ATLAS UK Cloud Support

Europe/London
Vidyo

Vidyo

Tim Adye (Science and Technology Facilities Council STFC (GB)), Stewart Martin-Haugh (Science and Technology Facilities Council STFC (GB)), James William Walder (Science and Technology Facilities Council STFC (GB))


Outstanding tickets


GGUS# 146280 Lancaster
  deletion errors: trying to keep disk server online whilst draining the data off (updated post-meeting).

GGUS# 146159 Glasgow
Glasgow. James: discussed in ATLAS Ops meetings. Could declare files as temp unavailable. Want to avoid blacklisting the whole site. Sam: happy to try it.
Elena created JIRA ticket: https://its.cern.ch/jira/browse/ATLDDMOPS-5518
Gareth will feed back. Sam doesn't have access to the JIRA.
Other Glasgow tickets are the same problem, except for dormant Squid issue (won't happen while locked out of Univ)

GGUS# 145688 Manchester
 Alessandra not convinced they need to upgrade Squids. Some debate

GGUS# 145510 RAL 
RAL. Still same problems. Expect new WNs with SSD and see if they do better.
ATLAS removed walltime limit on queues, so more jobs that were hitting walltime limit now succeed.
Still tail of slow transfers.


CPU

Sheffield has been down for all VOs, not just ATLAS. Asked in TB-SUPPORT. Had a reply from Raoul today. Does anyone else have an idea?

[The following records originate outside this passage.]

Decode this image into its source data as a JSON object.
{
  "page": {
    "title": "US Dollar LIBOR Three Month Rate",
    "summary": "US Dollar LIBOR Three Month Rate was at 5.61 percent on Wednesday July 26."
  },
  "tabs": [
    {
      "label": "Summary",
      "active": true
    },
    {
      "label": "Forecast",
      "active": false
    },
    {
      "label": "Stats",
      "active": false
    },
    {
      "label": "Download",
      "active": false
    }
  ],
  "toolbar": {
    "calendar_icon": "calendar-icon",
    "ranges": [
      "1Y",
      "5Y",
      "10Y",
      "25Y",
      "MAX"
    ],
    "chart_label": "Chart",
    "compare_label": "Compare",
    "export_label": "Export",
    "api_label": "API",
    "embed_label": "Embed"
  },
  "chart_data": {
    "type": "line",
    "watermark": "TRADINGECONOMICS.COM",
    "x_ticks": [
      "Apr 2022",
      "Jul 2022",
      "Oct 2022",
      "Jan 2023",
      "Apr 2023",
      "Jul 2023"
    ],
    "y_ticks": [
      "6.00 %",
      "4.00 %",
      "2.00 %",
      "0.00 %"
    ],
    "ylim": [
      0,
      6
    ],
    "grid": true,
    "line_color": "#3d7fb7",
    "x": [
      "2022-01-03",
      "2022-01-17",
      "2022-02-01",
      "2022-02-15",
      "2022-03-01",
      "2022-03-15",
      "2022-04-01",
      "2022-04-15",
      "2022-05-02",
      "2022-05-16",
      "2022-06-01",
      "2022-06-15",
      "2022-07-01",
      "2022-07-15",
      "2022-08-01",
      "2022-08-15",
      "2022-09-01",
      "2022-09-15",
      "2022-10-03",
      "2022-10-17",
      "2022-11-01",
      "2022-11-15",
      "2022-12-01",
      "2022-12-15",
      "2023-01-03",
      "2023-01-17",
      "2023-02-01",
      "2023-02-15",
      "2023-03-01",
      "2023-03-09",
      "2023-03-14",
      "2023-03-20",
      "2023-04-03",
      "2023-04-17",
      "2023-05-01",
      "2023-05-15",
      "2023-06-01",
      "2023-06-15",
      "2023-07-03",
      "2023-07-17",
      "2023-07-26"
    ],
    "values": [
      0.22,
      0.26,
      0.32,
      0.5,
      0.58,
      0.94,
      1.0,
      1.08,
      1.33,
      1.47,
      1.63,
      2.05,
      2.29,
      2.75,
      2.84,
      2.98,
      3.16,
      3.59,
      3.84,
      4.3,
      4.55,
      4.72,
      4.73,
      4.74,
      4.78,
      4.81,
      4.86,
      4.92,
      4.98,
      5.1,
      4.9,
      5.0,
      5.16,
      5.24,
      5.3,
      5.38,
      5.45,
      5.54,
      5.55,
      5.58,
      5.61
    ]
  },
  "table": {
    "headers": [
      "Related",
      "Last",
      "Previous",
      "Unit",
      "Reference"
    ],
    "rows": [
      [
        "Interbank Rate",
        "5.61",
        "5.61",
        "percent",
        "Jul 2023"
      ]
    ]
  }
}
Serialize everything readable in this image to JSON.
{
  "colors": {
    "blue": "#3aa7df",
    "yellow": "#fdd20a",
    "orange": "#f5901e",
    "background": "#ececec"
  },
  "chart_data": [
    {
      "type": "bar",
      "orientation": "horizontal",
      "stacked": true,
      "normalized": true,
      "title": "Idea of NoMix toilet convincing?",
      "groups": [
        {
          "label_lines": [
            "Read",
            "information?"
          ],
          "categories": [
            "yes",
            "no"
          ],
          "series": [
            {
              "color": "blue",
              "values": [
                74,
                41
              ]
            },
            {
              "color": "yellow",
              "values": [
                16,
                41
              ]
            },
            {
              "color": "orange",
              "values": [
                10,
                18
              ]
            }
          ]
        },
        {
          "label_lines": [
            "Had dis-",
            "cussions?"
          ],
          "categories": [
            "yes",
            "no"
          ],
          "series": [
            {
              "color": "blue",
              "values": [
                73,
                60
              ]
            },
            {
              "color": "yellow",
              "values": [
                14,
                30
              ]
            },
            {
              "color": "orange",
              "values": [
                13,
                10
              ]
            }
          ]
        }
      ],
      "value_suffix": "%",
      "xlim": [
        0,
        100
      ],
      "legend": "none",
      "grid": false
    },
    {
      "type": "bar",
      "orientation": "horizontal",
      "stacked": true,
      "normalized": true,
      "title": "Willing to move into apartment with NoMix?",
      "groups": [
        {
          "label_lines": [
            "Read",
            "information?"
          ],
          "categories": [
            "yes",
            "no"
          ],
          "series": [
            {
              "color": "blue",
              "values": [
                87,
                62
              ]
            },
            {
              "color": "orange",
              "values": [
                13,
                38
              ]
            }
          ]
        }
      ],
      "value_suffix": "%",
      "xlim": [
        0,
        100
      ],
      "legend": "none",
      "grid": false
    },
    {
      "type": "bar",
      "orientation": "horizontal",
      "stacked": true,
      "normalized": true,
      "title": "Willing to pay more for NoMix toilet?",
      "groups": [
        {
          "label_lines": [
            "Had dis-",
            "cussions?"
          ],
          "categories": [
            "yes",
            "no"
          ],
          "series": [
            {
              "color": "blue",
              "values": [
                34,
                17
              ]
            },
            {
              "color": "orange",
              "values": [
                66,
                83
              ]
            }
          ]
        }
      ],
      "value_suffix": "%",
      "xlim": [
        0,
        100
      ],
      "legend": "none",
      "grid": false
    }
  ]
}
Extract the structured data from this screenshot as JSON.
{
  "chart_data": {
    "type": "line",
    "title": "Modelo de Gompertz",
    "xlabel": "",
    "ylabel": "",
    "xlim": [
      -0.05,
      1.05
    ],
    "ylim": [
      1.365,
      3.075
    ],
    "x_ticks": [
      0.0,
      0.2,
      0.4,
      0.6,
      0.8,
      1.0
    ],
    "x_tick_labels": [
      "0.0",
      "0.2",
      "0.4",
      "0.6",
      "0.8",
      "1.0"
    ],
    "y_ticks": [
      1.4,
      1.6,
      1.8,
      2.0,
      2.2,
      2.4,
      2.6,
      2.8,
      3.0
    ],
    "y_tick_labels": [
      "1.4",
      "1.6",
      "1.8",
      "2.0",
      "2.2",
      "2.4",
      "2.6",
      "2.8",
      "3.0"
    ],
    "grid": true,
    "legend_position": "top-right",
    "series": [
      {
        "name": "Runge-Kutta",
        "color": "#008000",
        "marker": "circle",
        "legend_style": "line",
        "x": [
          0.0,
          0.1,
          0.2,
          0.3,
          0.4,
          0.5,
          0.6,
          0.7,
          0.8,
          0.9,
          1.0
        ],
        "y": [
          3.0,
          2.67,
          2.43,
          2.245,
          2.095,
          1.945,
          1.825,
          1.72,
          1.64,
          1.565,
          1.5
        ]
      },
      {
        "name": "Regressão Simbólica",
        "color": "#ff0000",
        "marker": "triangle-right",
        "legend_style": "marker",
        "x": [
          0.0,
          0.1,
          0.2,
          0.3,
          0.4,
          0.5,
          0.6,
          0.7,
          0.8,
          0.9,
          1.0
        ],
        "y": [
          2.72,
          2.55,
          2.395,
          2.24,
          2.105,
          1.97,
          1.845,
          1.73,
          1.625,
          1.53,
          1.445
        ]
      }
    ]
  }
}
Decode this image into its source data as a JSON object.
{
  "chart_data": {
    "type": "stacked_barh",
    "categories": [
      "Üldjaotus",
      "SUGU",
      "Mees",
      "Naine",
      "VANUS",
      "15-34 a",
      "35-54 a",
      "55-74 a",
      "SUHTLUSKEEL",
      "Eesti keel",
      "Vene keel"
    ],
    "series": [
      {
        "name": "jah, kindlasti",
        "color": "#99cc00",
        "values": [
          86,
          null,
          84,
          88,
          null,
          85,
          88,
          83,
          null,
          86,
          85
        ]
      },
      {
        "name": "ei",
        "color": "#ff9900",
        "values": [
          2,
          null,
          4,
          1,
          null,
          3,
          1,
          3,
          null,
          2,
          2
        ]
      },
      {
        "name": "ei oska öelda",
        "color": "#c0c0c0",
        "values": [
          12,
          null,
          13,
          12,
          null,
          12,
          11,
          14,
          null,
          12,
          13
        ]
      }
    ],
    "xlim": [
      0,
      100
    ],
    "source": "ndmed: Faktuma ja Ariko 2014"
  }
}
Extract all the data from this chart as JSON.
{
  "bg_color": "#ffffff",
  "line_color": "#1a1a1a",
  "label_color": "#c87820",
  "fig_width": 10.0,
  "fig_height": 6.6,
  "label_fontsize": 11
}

Sussex: seems to be a problem with jobs requesting 2GB of RAM, and most jobs use more than this. This is set with JDL maxrss. Peter: AGIS settings look OK, so he'll chase up with Harvester experts. AGIS value also used to broker jobs, so will get jobs close to this limit.


Glasgow Ceph

Sam: rados-cp running in the background, but not as quickly as he'd like. Should be done in a day or two.
In the meantime, writing ansible roles. Hope to be up by the end of the week.

Grand Unified queues

James: proceeding slowly. Only RAL GU queue created.

GridPP Folding@Home.

Alessandra: submitting jobs to all sites with Dirac. https://stats.foldingathome.org/team/246309
Some problems getting it running, eg at Glasgow. But we are doing quite well, and we can steadily continue.
RAL contributing to GridPP, on T1 Cloud, Scarf, PPD GPU machines.


Other

Elena: Request to change HTCondor-CE. Alessandra suggested to apply CEs manually.
Managed to add ce03, but couldn't add other three. They are active in AGIS.
Will discuss with Alessandra on Skype.

News round-table

Alessandra: working on Folding@Home. Will start to look at HTCondor-CE on testbed. Manchester ARC-CE is quite old.
Dan: Aiming to maintain steady state. 
Elena: last meeting as active ATLAS Cloud Support. Will join meeting if need help. Elena will take on ATLAS report Tuesday next week. Alessandra will take over.
Gareth: keeping things going.
James: NTR
Peter: thanks to Elena.
Sam: will get file list of atlas data on problematic server.
Stewart: last meeting chairing.
Tim: thanked Stewart and Elena.
Vip: NTR

There are minutes attached to this event. Show them.
    • 10:00 10:20
      Status 20m

      GGUS# 146280 Lancaster
        deletion errors: trying to keep disk server online whilst draining the data off (updated post-meeting).

      GGUS# 146159 Glasgow
      Glasgow. James: discussed in ATLAS Ops meetings. Could declare files as temp unavailable. Want to avoid blacklisting the whole site. Sam: happy to try it.
      Elena created JIRA ticket: https://its.cern.ch/jira/browse/ATLDDMOPS-5518
      Gareth will feed back. Sam doesn't have access to the JIRA.
      Other Glasgow tickets are the same problem, except for dormant Squid issue (won't happen while locked out of Univ)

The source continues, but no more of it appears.